Caterpillars, also known as (aka) cute little worms, in the farms of Kanchipuram have taken the responsibility of producing India’s finest fabric – the beautiful silk! How are worms producing fabric? You see, it all starts with a good diet.
Once silkworms are born, they eat mulberry leaves non-stop for at least 30 days! After that, they build a cocoon around themselves and transform into pretty moths.
Each worm’s cocoon looks like a small cotton ball that is spun with a single thread! This cocoon is made of a protein fiber that hardens when it comes in contact with air. This very fiber is what we call silk. From here, the humans take over to give shape to the worms’ creation.
Once the worm leaves the cocoon after 16 days, the cocoon is taken and dropped into boiling water to make it into a long single fiber. Each fiber is then put into the spinning reel to create silk threads.
Around 409 years ago, two talented weaving communities from Andhra Pradesh namely, the Saligars and Devangars, came to Kanchipuram (a small town in Tamil Nadu). This is the place where they turned the silk fabric into a splendid art by weaving sarees (a long fabric draped by South Asian women). The weavers were very talented.
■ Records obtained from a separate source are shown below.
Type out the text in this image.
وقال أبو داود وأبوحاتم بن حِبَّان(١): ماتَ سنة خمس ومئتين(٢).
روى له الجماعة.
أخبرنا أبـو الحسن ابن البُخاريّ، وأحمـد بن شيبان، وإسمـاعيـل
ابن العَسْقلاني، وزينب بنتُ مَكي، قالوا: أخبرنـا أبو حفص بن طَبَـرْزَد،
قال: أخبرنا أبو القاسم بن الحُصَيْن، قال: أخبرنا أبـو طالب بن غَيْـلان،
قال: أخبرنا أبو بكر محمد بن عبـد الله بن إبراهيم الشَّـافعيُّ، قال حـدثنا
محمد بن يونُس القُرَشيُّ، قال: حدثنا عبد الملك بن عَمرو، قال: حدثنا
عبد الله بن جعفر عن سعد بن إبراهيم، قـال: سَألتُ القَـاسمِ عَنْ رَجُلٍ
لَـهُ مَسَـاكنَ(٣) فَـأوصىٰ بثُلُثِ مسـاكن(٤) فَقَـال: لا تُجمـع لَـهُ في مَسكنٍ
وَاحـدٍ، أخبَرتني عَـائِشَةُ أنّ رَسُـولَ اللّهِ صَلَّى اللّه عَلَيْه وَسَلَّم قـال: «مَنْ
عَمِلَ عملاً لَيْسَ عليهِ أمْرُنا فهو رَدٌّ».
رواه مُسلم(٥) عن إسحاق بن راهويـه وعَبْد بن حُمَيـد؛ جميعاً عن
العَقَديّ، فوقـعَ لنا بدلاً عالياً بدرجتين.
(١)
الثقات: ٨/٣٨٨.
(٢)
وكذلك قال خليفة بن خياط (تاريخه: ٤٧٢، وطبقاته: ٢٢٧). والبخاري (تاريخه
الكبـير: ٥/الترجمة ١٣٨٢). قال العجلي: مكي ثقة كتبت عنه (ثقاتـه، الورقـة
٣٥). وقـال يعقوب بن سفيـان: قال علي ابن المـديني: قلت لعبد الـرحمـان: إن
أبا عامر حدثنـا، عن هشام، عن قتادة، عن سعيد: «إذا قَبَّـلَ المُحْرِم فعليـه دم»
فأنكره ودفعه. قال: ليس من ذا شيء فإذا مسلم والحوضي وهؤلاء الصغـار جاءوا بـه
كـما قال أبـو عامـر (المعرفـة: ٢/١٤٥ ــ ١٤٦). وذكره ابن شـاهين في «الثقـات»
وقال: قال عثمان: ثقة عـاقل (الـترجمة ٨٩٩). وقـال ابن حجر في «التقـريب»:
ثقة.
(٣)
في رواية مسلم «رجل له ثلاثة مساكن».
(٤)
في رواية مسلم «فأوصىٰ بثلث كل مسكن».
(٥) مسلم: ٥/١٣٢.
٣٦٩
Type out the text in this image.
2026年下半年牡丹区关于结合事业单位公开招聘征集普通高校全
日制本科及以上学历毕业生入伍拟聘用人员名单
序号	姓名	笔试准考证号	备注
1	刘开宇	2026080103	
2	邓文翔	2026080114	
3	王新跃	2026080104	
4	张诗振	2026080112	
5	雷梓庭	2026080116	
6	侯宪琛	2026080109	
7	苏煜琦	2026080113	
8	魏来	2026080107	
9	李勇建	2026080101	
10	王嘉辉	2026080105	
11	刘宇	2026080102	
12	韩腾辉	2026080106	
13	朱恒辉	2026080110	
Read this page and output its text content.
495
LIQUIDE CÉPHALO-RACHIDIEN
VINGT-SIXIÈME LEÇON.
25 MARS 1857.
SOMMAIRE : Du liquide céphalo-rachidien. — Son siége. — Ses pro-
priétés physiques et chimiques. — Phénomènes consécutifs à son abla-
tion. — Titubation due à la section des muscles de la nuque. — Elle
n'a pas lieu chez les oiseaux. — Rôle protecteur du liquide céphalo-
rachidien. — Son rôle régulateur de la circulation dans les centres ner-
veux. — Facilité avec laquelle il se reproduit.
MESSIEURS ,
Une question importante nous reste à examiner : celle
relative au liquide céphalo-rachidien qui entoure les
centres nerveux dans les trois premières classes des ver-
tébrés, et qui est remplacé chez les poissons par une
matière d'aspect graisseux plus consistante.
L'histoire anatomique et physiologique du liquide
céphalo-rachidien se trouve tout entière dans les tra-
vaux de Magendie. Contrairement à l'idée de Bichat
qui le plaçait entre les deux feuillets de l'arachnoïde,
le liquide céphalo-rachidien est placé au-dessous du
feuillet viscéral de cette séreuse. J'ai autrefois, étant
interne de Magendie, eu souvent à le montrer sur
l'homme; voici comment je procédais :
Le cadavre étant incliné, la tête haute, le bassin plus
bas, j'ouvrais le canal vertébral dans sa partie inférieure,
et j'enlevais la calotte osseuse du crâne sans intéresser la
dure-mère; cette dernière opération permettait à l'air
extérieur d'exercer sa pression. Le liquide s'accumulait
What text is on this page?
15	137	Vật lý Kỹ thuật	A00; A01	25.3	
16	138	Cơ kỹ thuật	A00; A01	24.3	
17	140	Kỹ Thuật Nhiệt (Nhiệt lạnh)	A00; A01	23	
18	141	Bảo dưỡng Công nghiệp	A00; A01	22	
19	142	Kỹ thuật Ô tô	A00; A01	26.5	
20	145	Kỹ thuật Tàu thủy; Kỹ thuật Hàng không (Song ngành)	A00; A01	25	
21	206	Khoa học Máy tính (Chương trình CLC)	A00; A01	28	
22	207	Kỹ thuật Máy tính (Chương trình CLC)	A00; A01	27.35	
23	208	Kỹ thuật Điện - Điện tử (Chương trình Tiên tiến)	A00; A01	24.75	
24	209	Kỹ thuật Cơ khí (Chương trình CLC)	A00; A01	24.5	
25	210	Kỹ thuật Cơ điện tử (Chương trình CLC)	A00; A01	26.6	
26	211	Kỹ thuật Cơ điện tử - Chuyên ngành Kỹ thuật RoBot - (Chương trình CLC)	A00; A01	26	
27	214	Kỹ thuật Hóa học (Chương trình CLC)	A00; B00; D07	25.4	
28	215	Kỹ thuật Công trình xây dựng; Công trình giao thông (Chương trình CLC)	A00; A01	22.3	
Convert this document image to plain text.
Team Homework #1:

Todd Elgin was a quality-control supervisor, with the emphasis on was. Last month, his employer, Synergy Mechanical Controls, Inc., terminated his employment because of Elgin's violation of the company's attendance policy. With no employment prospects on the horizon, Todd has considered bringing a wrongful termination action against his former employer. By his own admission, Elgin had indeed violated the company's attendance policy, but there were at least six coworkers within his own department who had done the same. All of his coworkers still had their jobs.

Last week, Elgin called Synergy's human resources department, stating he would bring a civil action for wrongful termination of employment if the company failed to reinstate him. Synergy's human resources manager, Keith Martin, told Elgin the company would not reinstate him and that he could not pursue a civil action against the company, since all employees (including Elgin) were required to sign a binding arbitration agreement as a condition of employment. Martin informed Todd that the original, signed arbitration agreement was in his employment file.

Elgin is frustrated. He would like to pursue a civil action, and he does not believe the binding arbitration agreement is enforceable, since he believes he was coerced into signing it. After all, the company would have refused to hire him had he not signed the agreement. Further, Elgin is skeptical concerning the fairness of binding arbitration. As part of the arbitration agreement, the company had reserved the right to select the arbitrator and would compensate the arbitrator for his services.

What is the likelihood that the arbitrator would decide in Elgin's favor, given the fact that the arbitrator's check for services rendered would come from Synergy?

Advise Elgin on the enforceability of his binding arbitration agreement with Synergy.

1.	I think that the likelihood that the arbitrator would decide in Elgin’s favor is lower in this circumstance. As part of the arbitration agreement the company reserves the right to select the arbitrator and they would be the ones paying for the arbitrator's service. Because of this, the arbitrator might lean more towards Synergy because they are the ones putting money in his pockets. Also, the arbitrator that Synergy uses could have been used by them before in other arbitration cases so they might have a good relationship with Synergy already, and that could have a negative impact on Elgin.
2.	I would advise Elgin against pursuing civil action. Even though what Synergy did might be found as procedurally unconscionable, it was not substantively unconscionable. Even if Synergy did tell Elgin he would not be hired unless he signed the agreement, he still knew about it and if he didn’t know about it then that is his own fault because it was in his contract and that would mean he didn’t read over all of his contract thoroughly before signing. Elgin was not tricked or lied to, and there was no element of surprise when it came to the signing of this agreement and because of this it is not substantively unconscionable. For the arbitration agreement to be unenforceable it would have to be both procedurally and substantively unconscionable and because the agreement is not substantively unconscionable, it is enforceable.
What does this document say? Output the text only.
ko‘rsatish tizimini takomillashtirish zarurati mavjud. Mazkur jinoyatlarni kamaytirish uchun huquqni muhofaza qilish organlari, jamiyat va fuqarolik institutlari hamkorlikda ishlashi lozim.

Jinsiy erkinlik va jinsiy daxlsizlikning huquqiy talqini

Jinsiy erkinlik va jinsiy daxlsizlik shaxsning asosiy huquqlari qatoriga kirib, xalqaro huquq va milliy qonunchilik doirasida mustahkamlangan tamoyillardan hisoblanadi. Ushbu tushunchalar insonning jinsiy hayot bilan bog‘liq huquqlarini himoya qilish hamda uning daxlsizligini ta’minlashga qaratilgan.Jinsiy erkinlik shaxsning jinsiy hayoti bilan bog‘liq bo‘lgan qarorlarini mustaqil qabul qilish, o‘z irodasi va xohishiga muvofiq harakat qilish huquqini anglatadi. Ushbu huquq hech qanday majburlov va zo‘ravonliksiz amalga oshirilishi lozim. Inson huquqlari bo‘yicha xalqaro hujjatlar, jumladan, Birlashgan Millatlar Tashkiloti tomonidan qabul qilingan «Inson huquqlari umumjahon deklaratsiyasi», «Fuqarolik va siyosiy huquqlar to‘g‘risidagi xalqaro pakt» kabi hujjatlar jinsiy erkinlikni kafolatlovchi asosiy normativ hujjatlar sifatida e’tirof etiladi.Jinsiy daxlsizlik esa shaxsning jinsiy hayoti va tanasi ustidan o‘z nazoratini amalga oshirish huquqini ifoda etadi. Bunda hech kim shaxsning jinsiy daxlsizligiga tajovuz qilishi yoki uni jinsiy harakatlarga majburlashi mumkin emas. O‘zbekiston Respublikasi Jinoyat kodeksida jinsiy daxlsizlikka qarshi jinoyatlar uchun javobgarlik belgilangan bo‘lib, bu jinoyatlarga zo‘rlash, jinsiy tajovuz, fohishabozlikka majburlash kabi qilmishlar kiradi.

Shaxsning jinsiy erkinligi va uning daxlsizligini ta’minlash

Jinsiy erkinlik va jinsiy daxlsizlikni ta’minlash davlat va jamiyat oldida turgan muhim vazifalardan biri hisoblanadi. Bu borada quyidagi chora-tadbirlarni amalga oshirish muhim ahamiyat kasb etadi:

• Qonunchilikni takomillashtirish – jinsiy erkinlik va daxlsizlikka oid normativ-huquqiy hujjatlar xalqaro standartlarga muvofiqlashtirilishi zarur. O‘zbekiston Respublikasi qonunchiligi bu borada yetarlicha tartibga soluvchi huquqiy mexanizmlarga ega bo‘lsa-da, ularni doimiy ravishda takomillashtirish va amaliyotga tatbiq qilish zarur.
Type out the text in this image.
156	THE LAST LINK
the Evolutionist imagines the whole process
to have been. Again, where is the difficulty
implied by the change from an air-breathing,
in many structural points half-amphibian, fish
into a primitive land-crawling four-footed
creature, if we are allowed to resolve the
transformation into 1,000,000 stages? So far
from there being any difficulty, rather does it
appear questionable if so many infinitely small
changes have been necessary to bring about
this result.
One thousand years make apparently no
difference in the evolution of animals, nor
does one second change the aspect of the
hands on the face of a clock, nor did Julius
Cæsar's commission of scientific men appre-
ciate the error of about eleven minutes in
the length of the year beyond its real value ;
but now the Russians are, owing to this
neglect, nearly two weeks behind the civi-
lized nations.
They came up with an idea to recreate the designs and symbols in village temples on the Silk fabric using the gold and silver zari (fine thread). This zari art belongs to Gujarat, a western state in India. Thus the Kanchipuram saree is born by using the weaving expertise of two Indian states.
During major Hindu festivals in India, you see women dressed in rich, colorful Kanchipuram sarees adorned with patterns and drawings in gold.
The fashion and home decor industries owe a huge debt to silkworms for their hard work!